The health minister, Jill Hennessy, spoke in support of the legislation. She told ABC radio women had been filmed by the protesters as they attempted to enter the clinic, and had been harassed and intimidated “year after year, day after day”.

“I think this [legislation] is a commonsense approach to saying that if we have a lawful medical service, people should be able to access that service without being intimidated or harassed,” she said. “That hasn’t been the case to date.”

It was a matter of medical privacy and dignity, she said.

The legislation would also apply to GP clinics prescribing the abortion pill, RU 486, Hennessy said.

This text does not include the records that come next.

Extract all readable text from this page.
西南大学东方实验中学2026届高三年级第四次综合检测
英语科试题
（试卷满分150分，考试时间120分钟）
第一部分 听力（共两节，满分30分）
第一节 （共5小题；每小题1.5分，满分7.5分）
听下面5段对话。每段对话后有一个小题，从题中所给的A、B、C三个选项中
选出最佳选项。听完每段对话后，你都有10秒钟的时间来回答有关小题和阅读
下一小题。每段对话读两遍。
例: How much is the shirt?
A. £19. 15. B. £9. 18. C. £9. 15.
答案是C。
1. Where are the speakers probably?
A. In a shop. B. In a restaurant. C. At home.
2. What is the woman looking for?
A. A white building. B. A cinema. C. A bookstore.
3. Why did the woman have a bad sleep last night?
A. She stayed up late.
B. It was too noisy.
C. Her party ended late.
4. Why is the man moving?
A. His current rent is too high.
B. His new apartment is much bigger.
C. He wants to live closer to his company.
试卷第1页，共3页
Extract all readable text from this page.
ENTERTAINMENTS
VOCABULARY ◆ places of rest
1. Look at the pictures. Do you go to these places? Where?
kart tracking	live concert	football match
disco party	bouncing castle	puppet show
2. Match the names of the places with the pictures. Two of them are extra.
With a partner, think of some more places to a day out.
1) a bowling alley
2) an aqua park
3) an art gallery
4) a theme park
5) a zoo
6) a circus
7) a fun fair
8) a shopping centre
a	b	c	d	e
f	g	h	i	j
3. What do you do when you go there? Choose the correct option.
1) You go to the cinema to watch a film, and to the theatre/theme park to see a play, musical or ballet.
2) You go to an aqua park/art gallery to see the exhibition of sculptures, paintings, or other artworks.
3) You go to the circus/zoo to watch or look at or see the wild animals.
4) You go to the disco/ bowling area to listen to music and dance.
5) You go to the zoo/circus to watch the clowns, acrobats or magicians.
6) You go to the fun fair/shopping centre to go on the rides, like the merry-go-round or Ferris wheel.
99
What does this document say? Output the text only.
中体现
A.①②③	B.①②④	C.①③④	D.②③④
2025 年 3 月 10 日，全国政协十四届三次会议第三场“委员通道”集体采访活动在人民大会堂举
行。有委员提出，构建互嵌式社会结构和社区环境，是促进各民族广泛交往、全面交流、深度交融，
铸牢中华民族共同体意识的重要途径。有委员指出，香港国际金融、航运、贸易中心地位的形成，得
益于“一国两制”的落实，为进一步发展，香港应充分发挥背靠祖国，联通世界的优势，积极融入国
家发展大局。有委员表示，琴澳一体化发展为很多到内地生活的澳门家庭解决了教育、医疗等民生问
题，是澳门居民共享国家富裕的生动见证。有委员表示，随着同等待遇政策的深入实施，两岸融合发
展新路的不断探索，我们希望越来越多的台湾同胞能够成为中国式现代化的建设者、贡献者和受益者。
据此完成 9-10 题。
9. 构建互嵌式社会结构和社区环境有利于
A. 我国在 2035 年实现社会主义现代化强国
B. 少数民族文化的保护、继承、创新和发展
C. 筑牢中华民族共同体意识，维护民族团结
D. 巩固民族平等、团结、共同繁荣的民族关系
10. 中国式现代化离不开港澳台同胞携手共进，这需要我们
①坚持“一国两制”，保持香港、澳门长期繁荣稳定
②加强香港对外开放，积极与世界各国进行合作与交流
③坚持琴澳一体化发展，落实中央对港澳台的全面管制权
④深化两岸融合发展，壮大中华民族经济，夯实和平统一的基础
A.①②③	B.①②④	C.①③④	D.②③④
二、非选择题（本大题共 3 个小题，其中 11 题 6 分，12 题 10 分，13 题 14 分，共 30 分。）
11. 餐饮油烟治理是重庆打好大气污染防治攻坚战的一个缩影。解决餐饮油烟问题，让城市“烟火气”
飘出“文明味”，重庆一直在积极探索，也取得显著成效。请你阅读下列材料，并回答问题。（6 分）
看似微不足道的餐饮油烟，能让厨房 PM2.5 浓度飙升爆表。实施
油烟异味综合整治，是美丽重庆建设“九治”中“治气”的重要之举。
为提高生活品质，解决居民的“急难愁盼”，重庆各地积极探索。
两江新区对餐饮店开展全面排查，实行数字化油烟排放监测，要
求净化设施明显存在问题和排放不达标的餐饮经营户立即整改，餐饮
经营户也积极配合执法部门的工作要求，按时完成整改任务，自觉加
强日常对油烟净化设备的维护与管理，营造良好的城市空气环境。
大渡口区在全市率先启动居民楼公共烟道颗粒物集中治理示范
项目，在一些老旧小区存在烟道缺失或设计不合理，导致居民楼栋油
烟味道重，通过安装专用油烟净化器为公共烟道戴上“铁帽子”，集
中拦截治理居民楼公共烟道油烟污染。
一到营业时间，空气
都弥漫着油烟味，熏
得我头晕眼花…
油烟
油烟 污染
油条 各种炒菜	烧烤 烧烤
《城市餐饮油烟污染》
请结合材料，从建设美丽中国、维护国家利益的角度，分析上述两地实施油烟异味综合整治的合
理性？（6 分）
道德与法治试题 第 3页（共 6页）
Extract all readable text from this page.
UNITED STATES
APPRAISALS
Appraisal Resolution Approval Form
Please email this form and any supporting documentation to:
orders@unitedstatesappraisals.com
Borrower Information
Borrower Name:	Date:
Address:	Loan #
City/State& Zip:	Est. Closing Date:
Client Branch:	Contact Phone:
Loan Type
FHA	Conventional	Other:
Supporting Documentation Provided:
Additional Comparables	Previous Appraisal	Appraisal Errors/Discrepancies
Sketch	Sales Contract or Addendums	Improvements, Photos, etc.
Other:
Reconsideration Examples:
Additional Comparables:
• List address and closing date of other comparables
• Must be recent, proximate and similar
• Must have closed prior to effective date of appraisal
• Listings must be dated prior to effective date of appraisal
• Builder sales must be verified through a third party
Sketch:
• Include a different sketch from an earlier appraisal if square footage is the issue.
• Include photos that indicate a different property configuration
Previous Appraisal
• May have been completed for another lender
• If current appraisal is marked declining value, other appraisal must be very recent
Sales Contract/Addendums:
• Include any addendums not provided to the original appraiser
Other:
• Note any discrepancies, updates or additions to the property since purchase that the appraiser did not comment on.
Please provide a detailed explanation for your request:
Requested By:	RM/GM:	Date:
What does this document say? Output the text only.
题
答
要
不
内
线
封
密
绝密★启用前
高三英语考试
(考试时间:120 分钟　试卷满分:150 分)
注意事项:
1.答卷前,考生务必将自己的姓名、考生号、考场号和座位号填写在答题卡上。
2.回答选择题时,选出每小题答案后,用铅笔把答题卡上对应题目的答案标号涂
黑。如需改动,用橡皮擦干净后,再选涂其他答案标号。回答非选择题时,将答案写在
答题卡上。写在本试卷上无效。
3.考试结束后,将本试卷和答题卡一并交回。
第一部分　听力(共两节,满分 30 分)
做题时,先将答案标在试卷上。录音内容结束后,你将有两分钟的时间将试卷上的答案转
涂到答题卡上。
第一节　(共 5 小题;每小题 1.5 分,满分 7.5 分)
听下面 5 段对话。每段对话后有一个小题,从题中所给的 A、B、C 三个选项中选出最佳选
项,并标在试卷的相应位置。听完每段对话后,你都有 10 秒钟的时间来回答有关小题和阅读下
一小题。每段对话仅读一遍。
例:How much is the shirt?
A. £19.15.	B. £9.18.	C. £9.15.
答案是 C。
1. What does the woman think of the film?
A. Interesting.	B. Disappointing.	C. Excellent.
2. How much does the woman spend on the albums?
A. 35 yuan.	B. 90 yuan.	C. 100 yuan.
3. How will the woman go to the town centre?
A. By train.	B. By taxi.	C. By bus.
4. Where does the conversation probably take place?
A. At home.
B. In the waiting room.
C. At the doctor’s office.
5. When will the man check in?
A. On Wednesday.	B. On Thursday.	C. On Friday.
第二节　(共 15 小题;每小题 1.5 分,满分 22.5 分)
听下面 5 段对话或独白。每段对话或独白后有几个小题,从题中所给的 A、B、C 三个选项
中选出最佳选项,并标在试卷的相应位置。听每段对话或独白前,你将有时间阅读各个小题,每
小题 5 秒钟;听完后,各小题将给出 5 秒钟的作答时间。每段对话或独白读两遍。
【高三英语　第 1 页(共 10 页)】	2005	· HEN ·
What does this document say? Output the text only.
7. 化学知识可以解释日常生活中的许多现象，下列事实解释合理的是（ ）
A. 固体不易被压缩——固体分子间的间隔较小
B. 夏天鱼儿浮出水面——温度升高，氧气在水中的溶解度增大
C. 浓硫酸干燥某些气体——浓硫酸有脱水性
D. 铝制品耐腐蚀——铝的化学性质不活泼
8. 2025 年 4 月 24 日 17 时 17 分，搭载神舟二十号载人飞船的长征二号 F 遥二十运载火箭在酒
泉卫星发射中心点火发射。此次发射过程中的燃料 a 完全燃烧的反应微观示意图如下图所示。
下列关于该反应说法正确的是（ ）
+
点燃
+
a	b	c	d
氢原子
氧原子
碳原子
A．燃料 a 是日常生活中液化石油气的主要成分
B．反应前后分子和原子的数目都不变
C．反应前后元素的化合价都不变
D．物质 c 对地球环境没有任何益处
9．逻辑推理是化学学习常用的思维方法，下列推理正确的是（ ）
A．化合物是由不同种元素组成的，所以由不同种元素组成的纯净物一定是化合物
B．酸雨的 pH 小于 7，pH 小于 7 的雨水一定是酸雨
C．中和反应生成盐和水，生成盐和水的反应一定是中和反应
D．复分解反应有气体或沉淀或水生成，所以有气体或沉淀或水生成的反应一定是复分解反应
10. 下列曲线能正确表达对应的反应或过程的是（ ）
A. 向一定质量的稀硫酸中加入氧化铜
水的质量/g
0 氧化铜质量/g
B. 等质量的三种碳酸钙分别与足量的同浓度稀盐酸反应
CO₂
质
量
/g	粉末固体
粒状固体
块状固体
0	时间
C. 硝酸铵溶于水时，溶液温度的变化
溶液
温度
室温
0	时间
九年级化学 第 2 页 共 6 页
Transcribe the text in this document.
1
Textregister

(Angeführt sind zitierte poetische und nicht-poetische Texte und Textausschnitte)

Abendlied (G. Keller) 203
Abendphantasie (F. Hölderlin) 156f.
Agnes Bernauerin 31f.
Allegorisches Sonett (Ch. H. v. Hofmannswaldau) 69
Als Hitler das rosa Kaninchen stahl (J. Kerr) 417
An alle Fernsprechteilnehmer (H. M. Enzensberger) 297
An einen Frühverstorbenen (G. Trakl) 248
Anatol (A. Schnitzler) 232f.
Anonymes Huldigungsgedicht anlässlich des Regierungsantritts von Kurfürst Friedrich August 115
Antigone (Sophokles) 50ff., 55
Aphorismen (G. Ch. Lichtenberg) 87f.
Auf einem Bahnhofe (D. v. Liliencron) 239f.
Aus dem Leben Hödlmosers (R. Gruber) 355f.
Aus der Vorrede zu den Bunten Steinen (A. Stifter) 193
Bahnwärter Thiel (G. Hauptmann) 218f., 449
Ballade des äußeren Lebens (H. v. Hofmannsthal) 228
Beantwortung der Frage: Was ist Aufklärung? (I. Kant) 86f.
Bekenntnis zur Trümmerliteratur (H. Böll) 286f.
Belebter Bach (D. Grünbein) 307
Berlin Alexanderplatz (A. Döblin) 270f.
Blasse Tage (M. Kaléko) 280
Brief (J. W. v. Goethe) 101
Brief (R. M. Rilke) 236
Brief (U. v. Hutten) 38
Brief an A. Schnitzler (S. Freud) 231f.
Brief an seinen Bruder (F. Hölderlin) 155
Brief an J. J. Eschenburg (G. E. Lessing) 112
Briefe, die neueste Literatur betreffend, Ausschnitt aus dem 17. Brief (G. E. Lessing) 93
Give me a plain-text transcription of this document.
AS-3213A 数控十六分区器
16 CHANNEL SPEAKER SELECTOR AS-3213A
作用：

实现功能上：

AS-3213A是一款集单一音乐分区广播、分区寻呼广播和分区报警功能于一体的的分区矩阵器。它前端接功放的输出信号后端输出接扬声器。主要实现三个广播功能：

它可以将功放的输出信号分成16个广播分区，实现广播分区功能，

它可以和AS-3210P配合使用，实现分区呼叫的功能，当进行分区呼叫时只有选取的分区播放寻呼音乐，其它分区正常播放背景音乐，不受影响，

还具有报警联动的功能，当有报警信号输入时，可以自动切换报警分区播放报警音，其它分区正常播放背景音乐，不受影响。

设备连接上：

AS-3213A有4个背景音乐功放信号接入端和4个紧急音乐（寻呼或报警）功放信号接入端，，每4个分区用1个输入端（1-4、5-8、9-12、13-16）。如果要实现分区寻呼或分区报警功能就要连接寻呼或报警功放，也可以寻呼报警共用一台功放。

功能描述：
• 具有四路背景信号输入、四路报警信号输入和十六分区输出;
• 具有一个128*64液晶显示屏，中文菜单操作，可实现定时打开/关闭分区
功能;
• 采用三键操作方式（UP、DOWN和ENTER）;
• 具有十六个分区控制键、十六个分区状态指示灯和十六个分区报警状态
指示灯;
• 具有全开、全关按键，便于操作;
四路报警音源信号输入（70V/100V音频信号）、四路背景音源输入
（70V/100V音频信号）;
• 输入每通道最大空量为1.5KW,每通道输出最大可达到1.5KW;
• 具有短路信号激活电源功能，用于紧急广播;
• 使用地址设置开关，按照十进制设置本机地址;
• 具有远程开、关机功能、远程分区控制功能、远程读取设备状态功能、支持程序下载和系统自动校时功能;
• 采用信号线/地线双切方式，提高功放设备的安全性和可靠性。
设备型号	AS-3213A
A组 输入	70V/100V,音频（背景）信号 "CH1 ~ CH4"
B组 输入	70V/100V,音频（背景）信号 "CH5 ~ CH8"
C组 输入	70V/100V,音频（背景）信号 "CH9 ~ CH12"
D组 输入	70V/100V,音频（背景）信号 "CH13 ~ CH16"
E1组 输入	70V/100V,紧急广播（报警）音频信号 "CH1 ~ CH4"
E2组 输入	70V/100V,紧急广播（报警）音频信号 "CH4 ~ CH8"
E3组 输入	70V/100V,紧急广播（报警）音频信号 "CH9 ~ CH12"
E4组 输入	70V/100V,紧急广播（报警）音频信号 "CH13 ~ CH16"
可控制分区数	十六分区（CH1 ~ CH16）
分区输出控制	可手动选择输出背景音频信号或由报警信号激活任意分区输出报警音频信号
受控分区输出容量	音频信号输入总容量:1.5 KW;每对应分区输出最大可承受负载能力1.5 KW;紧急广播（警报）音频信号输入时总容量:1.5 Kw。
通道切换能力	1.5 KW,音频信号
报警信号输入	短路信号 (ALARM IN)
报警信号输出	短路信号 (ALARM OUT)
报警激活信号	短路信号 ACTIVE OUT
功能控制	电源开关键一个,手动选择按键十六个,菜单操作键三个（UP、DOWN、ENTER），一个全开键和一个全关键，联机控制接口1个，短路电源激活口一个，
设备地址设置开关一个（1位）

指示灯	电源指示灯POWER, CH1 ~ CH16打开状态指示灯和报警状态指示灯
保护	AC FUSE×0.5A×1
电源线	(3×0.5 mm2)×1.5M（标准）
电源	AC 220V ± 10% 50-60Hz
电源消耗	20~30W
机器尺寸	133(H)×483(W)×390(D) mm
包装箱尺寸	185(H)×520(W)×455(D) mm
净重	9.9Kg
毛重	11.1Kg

Jenny Ejlak, from Reproductive Choice Australia, said there was strong community support for the exclusion zones. “I think the emphasis on violence against women at the moment, and the fact that this is an example of aggression towards women that has been tolerated for far too long, led to the strong support from politicians for this legislation,” Ejlak said.

“The legislation doesn’t at all stop people from holding and expressing certain views. But it stops those behaviours from occurring immediately outside health clinics.”

Anna von Marburg, a coordinator for the anti-abortion group Helpers of God’s Precious Infants, said the politicians who had voted in favour of the legislation had got it wrong.

“Harassment and intimidation laws already exist so we don’t need new laws,” she said. “Despite wild claims by abortion advocates, they have never produced any evidence to support their accusations of bad behaviour by the peaceful protesters.”
Asked for her response to Hennessy’s comments that the legislation seemed likely to pass the upper house, von Marburg responded: “Miracles happen every day.”